Attention as Architecture
The Structural Analogy
The transformer architecture's central insight — that learned attention mechanisms can replace complex sequential processing — applies directly to how outheis is structured. This isn't metaphor. It's the same principle operating at a different level of abstraction.
| LLM Concept | outheis Equivalent |
|---|---|
| Trained weights | Skills (distilled principles) |
| Context window | Memory (current observations) |
| Query | User message |
| Attention scores | Relevance — what context gets loaded |
| Training loop | Pattern Agent (nightly) |
In a transformer:
- Weights are learned patterns that direct attention to relevant parts of input
- Context is the current input being processed
- Training refines weights so less context is needed for good outputs
In outheis:
- Skills are learned principles that direct agent attention to what matters
- Memory is accumulated observations awaiting distillation
- Pattern Agent refines skills so agents need less in their context
The goal in both cases: require progressively less explicit input to produce good output, because learned representations already capture what matters.
The Learning Loop
User interacts with agents
↓
Corrections, preferences observed
↓
Stored in Memory (feedback type)
↓
Pattern Agent runs (nightly)
↓
Recognizes patterns (3+ similar observations)
↓
Distills into Skill (condensed principle)
↓
Deletes redundant Memory entries
↓
Next agent invocation: Skill directs attention
↓
Agent behaves differently (learned)
This is gradient descent at the system level. Each correction adjusts the "weights" (skills). Over time, the system needs less explicit context because the skills direct attention efficiently.
Why Not More Code?
The anti-pattern is solving learning with code:
# Wrong: hardcoded preference checks
def format_date(date):
if user_prefers_iso:
return date.isoformat()
elif user_prefers_german:
return date.strftime("%d.%m.%Y")
# ... more branches for each preference
# Right: distilled skill
Skill: "Dates: Always ISO format (YYYY-MM-DD)"

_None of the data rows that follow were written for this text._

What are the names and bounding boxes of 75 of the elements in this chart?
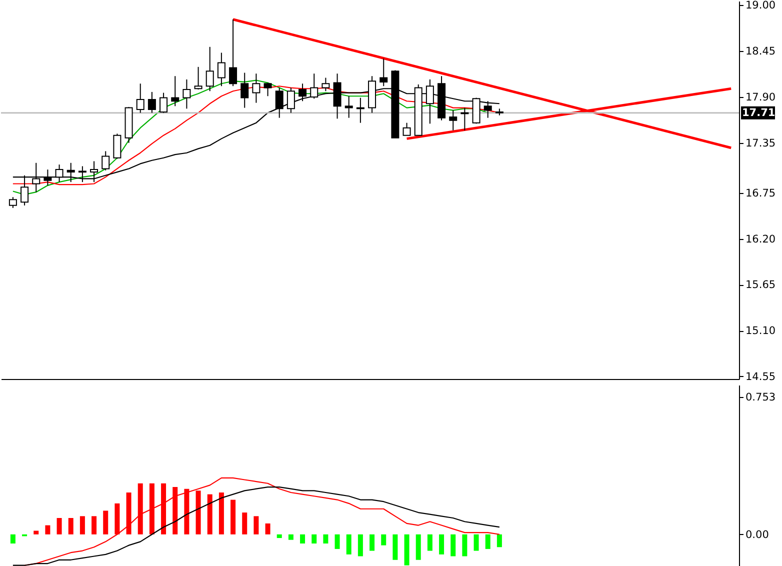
bar [218, 492, 224, 534]
candlestick [148, 91, 156, 114]
bar [450, 534, 456, 556]
candlestick [264, 82, 272, 97]
bar [149, 483, 154, 534]
bar [381, 534, 386, 546]
y-tick-label: 0.00 [746, 528, 769, 541]
candlestick [252, 73, 260, 104]
bar [496, 534, 502, 548]
bar [427, 534, 432, 551]
candlestick [344, 96, 353, 118]
bar [207, 494, 212, 534]
bar [92, 516, 97, 534]
bar [45, 525, 50, 534]
bar [34, 530, 39, 534]
bar [242, 512, 248, 534]
candlestick [171, 76, 180, 107]
bar [288, 534, 294, 540]
bar [323, 534, 328, 544]
candlestick [8, 196, 17, 208]
y-tick-label: 0.753 [746, 392, 776, 404]
bar [416, 534, 421, 560]
bar [276, 534, 282, 538]
bar [196, 490, 201, 534]
bar [392, 534, 398, 560]
bar [370, 534, 375, 551]
bar [404, 534, 410, 566]
bar [68, 518, 74, 534]
candlestick [449, 110, 458, 131]
y-tick-label: 16.75 [746, 187, 776, 200]
y-tick-label: 15.65 [746, 279, 776, 292]
bar [265, 523, 270, 534]
bar [230, 500, 236, 534]
y-tick-label: 15.10 [746, 325, 776, 338]
candlestick [136, 83, 144, 114]
candlestick [217, 52, 226, 87]
candlestick [102, 150, 110, 171]
bar [346, 534, 352, 554]
bar [80, 516, 85, 534]
candlestick [206, 46, 214, 92]
bar [254, 516, 259, 534]
bar [439, 534, 444, 554]
y-tick-label: 16.20 [746, 233, 776, 246]
y-tick-label: 14.55 [746, 370, 776, 383]
bar [161, 483, 166, 534]
y-tick-label: 18.45 [746, 46, 776, 58]
bar [300, 534, 306, 544]
candlestick [113, 133, 122, 160]
y-tick-label: 17.90 [746, 91, 776, 104]
bar [334, 534, 340, 549]
bar [462, 534, 468, 556]
y-tick-label: 19.00 [746, 0, 776, 12]
candlestick [229, 18, 238, 87]
candlestick [380, 58, 388, 87]
bar [312, 534, 317, 544]
candlestick [240, 72, 249, 108]
ref-line-label: 17.71 [742, 106, 776, 119]
bar [184, 488, 190, 534]
bar [358, 534, 363, 556]
bar [56, 518, 62, 534]
candlestick [402, 122, 411, 136]
candlestick [160, 92, 168, 114]
bar [485, 534, 490, 549]
candlestick [484, 100, 492, 118]
bar [126, 492, 132, 534]
bar [103, 510, 108, 534]
bar [10, 534, 16, 544]
bar [114, 503, 120, 534]
bar [138, 483, 143, 534]
bar [474, 534, 479, 551]
y-tick-label: 17.35 [746, 137, 776, 150]
candlestick [182, 78, 191, 110]
candlestick [194, 66, 202, 90]
bar [172, 487, 178, 534]
candlestick [322, 77, 330, 92]
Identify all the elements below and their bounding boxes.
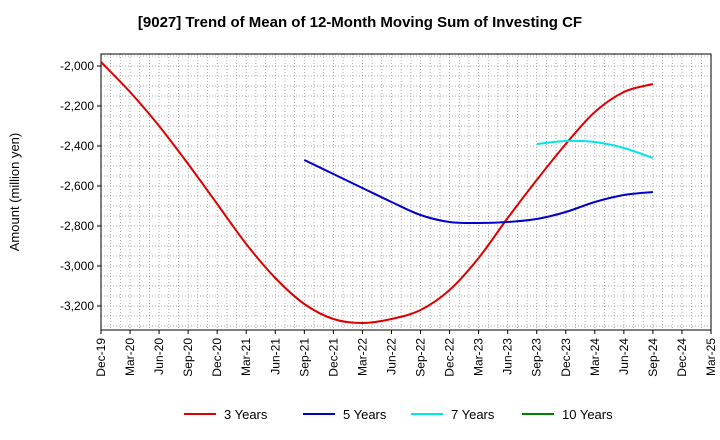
chart-title: [9027] Trend of Mean of 12-Month Moving …: [137, 14, 583, 31]
x-tick-label: Dec-21: [326, 338, 340, 377]
series-lines: [100, 61, 654, 325]
x-tick-label: Sep-20: [181, 338, 195, 377]
x-tick-label: Jun-24: [617, 338, 631, 375]
x-tick-label: Dec-22: [443, 338, 457, 377]
x-tick-label: Mar-25: [704, 338, 718, 376]
x-tick-label: Mar-22: [355, 338, 369, 376]
legend: 3 Years 5 Years 7 Years 10 Years: [184, 407, 613, 422]
series-line-5-years: [303, 159, 654, 225]
y-tick-label: -2,200: [60, 99, 94, 113]
legend-label: 7 Years: [451, 407, 495, 422]
series-line-3-years: [100, 61, 654, 325]
x-tick-label: Jun-21: [268, 338, 282, 375]
x-tick-label: Sep-21: [297, 338, 311, 377]
x-tick-label: Jun-20: [152, 338, 166, 375]
y-tick-label: -2,600: [60, 179, 94, 193]
y-tick-label: -3,000: [60, 259, 94, 273]
grid-lines: [101, 54, 711, 330]
y-tick-label: -2,400: [60, 139, 94, 153]
x-tick-label: Mar-20: [123, 338, 137, 376]
x-tick-label: Dec-23: [559, 338, 573, 377]
x-tick-label: Dec-24: [675, 338, 689, 377]
x-tick-label: Dec-20: [210, 338, 224, 377]
plot-frame: [100, 53, 712, 331]
series-line-7-years: [536, 139, 654, 159]
legend-label: 5 Years: [343, 407, 387, 422]
y-axis-ticks: -2,000 -2,200 -2,400 -2,600 -2,800 -3,000 -3,2…: [60, 59, 101, 313]
x-axis-ticks: Dec-19 Mar-20 Jun-20 Sep-20 Dec-20 Mar-21 Jun-…: [94, 330, 718, 377]
x-tick-label: Jun-23: [501, 338, 515, 375]
y-tick-label: -3,200: [60, 299, 94, 313]
x-tick-label: Dec-19: [94, 338, 108, 377]
legend-label: 10 Years: [562, 407, 613, 422]
y-axis-label: Amount (million yen): [7, 133, 22, 252]
x-tick-label: Sep-22: [414, 338, 428, 377]
x-tick-label: Sep-23: [530, 338, 544, 377]
y-tick-label: -2,000: [60, 59, 94, 73]
x-tick-label: Mar-21: [239, 338, 253, 376]
x-tick-label: Mar-23: [472, 338, 486, 376]
x-tick-label: Mar-24: [588, 338, 602, 376]
x-tick-label: Jun-22: [384, 338, 398, 375]
y-tick-label: -2,800: [60, 219, 94, 233]
legend-label: 3 Years: [224, 407, 268, 422]
x-tick-label: Sep-24: [646, 338, 660, 377]
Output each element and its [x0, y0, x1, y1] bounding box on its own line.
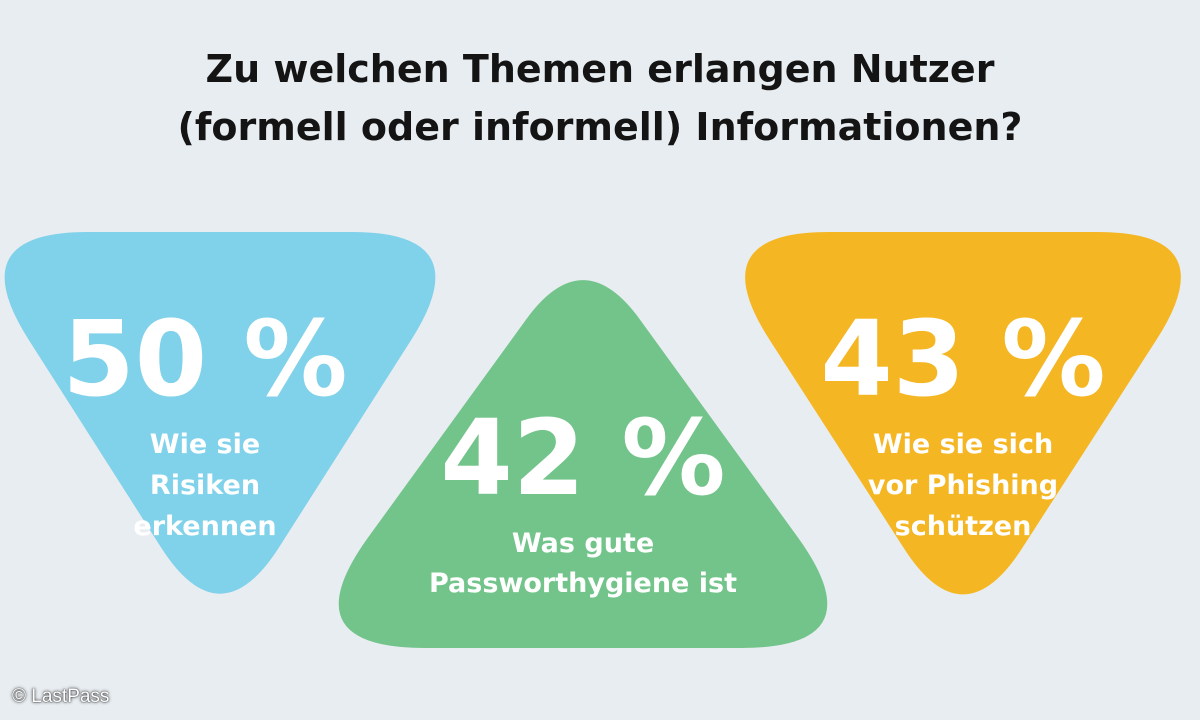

The LLM reads the skill and applies it. No code changes when preferences change. The system learns by refining skills, not by adding branches.
This is why the boundary between code and LLM is a design constraint, not just a preference. Code that encodes learned behavior makes the system rigid. Skills that encode learned behavior make it adaptive.
Compression as the Core Mechanism
As context grows, naive approaches fail:
Wrong: add more tools to fetch more data
read_file_1(), read_file_2(), ... read_file_n()
Right: better compression through skills
One skill replaces 10 memory entries.
One principle replaces 10 examples.
A trained model doesn't store all training examples — it learns patterns. Similarly, outheis doesn't keep all observations; it distills principles. The measure of a maturing system is not how much it stores, but how little it needs.
The Hierarchy as Attention Layers
Skills (highest density)
│ "Use ISO dates" — applies everywhere
│ Compressed knowledge, maximum leverage
│
Memory (medium density)
│ "User corrected date format 3x"
│ Raw observations, awaiting compression
│
Rules (lowest density)
"Never delete without confirmation"
Hard constraints, override everything
| Layer | Density | Volatility | Function |
|---|---|---|---|
| Skills | High | Changes via distillation | Direct attention |
| Memory | Medium | Changes constantly | Store observations |
| Rules | Low | Rarely changes | Set boundaries |
Pattern Agent as Optimizer
The Pattern Agent plays the role of the optimizer in this system:
- Observes gradients — user corrections signal error
- Accumulates updates — memory stores observations
- Applies batch update — nightly distillation
- Prunes redundancy — deletes obsolete memory entries
Like a training loop, it runs continuously in the background, gradually improving the system's "weights" (skills) based on observed "loss" (corrections and feedback).
Practical Implications
- Don't hardcode preferences — let skills emerge from observation
- Don't add tools to fetch more data — compress data into context via skills
- Trust the distillation — corrections today become skills tomorrow
- Measure by context size: better skills = smaller context needed
The goal: a system that gets better not by adding code, but by refining attention. The longer it runs, the less it needs in context, because skills already direct focus to what matters.